The Function given is \( f(x) = \frac{8x}{x^2 + 4} \) and the interval of integration is \([0, 4]\)

The Trapezoidal Rule approximation is given by \(T_n= \frac{b - a} {2n} [f(x_0) + 2f(x_1) + 2f(x_2) + ... + 2f(x_{n-1}) + f(x_n)]\). Here, `a` is the lower limit and `b` is the upper limit of the integral. `n` is the number of divisions of the interval chosen (here, \(n=4\)). So, first, calculate \( x_i = a + i*\frac{b-a}{n} \) for \( i = 0, 1, 2, ..., 4\). Then substitute \( x_i \) into \( f(x) \) to get \( f(x_i) \). Finally, substitute \( a, b, n, f(x_i) \) into the Trapezoidal Rule equation to evaluate the estimate of the integral.

The Simpson's Rule approximation is given by \( S_n = \frac{b - a} {3n} [f(x_0) + 4f(x_1) + 2f(x_2) + ... + 4f(x_{n-1}) + f(x_n)] \).
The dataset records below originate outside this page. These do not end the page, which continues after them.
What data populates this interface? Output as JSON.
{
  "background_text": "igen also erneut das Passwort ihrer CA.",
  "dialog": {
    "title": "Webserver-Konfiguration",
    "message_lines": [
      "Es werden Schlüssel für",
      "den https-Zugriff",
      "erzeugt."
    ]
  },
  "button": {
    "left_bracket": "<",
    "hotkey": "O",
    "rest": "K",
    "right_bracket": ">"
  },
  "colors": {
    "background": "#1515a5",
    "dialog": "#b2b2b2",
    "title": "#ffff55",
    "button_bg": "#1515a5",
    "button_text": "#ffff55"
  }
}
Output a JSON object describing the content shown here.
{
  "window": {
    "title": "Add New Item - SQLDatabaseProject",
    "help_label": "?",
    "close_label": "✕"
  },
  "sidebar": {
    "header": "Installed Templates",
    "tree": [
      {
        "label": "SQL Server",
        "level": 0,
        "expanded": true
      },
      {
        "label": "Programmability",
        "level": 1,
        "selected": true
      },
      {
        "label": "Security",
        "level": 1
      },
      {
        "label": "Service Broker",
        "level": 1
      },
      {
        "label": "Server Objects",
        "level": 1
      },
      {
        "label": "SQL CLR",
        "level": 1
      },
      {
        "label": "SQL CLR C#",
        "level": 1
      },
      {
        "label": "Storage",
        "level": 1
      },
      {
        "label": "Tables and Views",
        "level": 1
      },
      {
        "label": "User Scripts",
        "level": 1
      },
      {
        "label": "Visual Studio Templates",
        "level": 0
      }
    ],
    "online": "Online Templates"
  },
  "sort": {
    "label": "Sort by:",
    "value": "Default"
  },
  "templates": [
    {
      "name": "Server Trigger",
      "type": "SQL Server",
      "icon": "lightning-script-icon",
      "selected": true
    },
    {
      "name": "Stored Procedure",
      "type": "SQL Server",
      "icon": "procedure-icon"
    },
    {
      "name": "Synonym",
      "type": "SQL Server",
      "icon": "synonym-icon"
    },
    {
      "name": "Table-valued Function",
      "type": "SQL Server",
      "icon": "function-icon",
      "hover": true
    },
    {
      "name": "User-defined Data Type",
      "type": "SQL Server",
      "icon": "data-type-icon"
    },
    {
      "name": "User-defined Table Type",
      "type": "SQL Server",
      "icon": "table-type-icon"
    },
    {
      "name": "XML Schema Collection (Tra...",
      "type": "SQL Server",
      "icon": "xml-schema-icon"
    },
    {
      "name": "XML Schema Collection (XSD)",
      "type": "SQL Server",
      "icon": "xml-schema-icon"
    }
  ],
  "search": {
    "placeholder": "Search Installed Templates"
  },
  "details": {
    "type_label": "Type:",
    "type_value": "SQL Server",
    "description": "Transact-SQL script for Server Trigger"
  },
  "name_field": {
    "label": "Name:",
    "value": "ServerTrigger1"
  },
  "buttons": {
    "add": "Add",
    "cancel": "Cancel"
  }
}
As defined before, use the calculated \( x_i \) and substitute into the function, then into the Simpson's Rule formula.

Once both calculations for Trapezoidal Rule and Simpson's Rule are done, remember to round both of the results to four decimal places as asked in the problem.

Finally, use a graphing method to plot the original function and find the areas under the curve with the Trapezoidal and Simpson's Rule methods. The numerical results should match with the graphical analysis.